Une jeune femme vit dans l'ombre de son père, star de la voix off de bandes-annonces. Elle va vouloir elle aussi en faire son métier et tenter de décrocher l'offre pour une série de bandes-annonces à la barbe des hommes, dont son père.
Lake Bell est une femme quasiment inconnue en France : quelques seconds rôles dans des comédies, et son fait notable était d'être l'un des personnages principaux de la série How to make it in America.
Pour son premier film, qu'elle a écrit, produit, et qui incarne le rôle principal, elle s'attaque à un sujet très audacieux, inexistant en France ; faire des voix-off pour des bandes annonces.
Pour expliquer le titre du film, je reviens à son créateur, Don Lafontaine. Ce dernier a été le roi américain de la bande-annonce, avec plus de 4 000 voix (!) à son actif, souvent introduites par le fameux "In a world...". Décédé en 2008, il a laissé une trace dans le marketing des films par sa voix grave reconnaissable entre toutes, pourvu qu'on ait déjà vu des bandes-annonces américaines, et par son gimmick qui le rendra incontournable.
Dans le film de Lake Bell, qui est un véritable hommage à Lafontaine (où on le voit en archives au début), la bataille pour décrocher la voix-off de cette bande-annonce d'une saga d'héroic-fantasy à tendance féministe doit commencer par "In a world...". Or, cette expression appartenait en quelque sorte à Don Lafontaine, mais le studio qui veut décrocher la voix désire réintroduire ce gimmick qui sonne comme un trophée chez ces artisans de la voix off. Il y a là une symbolique que je trouve touchante, comme pour récupérer un passage du flambeau.
Bien que le sujet soit sensiblement américain (un tél métier n'existe pas en France, et il est différent des comédiens de doublage), le film reste dans le domaine du didactique à travers les aventures de cette jeune femme, très bien jouée par Lake Bell, dont on sent qu'elle choisit cette voie (au départ, elle est coach vocale) pour s'affranchir de son père, un peu sexiste et égocentrique sur les bords.
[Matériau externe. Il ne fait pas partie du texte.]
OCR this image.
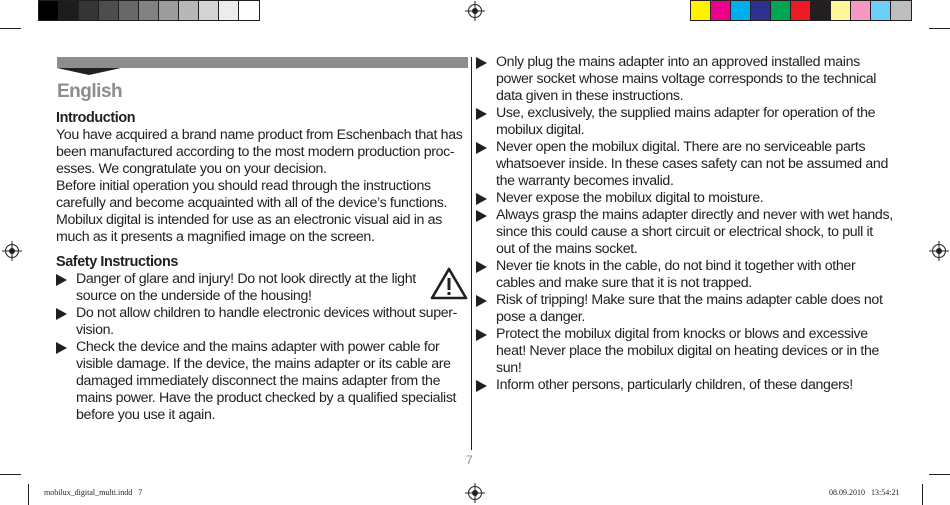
English

Introduction

You have acquired a brand name product from Eschenbach that has

been manufactured according to the most modern production proc-

esses. We congratulate you on your decision.

Before initial operation you should read through the instructions

carefully and become acquainted with all of the device’s functions.

Mobilux digital is intended for use as an electronic visual aid in as

much as it presents a magnified image on the screen.

Safety Instructions

Danger of glare and injury! Do not look directly at the light

source on the underside of the housing!

Do not allow children to handle electronic devices without super-

vision.

Check the device and the mains adapter with power cable for

visible damage. If the device, the mains adapter or its cable are

damaged immediately disconnect the mains adapter from the

mains power. Have the product checked by a qualified specialist

before you use it again.

7

Only plug the mains adapter into an approved installed mains

power socket whose mains voltage corresponds to the technical

data given in these instructions.

Use, exclusively, the supplied mains adapter for operation of the

mobilux digital.

Never open the mobilux digital. There are no serviceable parts

whatsoever inside. In these cases safety can not be assumed and

the warranty becomes invalid.

Never expose the mobilux digital to moisture.

Always grasp the mains adapter directly and never with wet hands,

since this could cause a short circuit or electrical shock, to pull it

out of the mains socket.

Never tie knots in the cable, do not bind it together with other

cables and make sure that it is not trapped.

Risk of tripping! Make sure that the mains adapter cable does not

pose a danger.

Protect the mobilux digital from knocks or blows and excessive

heat! Never place the mobilux digital on heating devices or in the

sun!

Inform other persons, particularly children, of these dangers!

mobilux_digital_multi.indd   7	08.09.2010   13:54:21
Ensuite, ce geste aura une portée bien plus grande, du domaine du féminisme.
Les personnages du film paraissent tous sympathiques, y compris ce père qui fait emménager chez lui sa copine plus jeune que sa propre fille, un concurrent de la voix off assez marrant avec son slip, et un directeur de casting qui a le casting pour Lake Bell, mais qui est très timide devant elle, sauf au travail.
On y voit aussi comment se préparent ces voix-off, avec les gens qui se chauffent la voix ou qui font des exercices avec leur langue avant de commencer, et on voit que c'est un instrument de travail dont ils savent que le moindre éraillement peut être fatal, car c'est un métier avec très peu de place disponible (ça se compte sur les doigts d'une main).
Le film propose aussi quelques caméo ; Eva Longoria avec un bouchon dans la bouche (il faudra voir le film pour en savoir plus), Cameron Diaz (là, il vous faut des yeux d'aigle car ça dure une seconde), et surtout Geena Davis qui est quelque sorte le personnage représentant la conclusion de l'histoire.
Même si il n'est pas parfait (bien que Lake Bell soit très belle, elle prend beaucoup de place devant la caméra), In a world reste une très belle découverte sur un métier totalement inconnu à mes yeux dans le cinéma, et une révélation qui vient de naitre.
A noter que si le film a connu un gros succès critique (en plus d'un prix à Sundance), le sujet du film l'a empêché d'avoir une sortie salles et dvd en France, le condamnant à la V.O.D.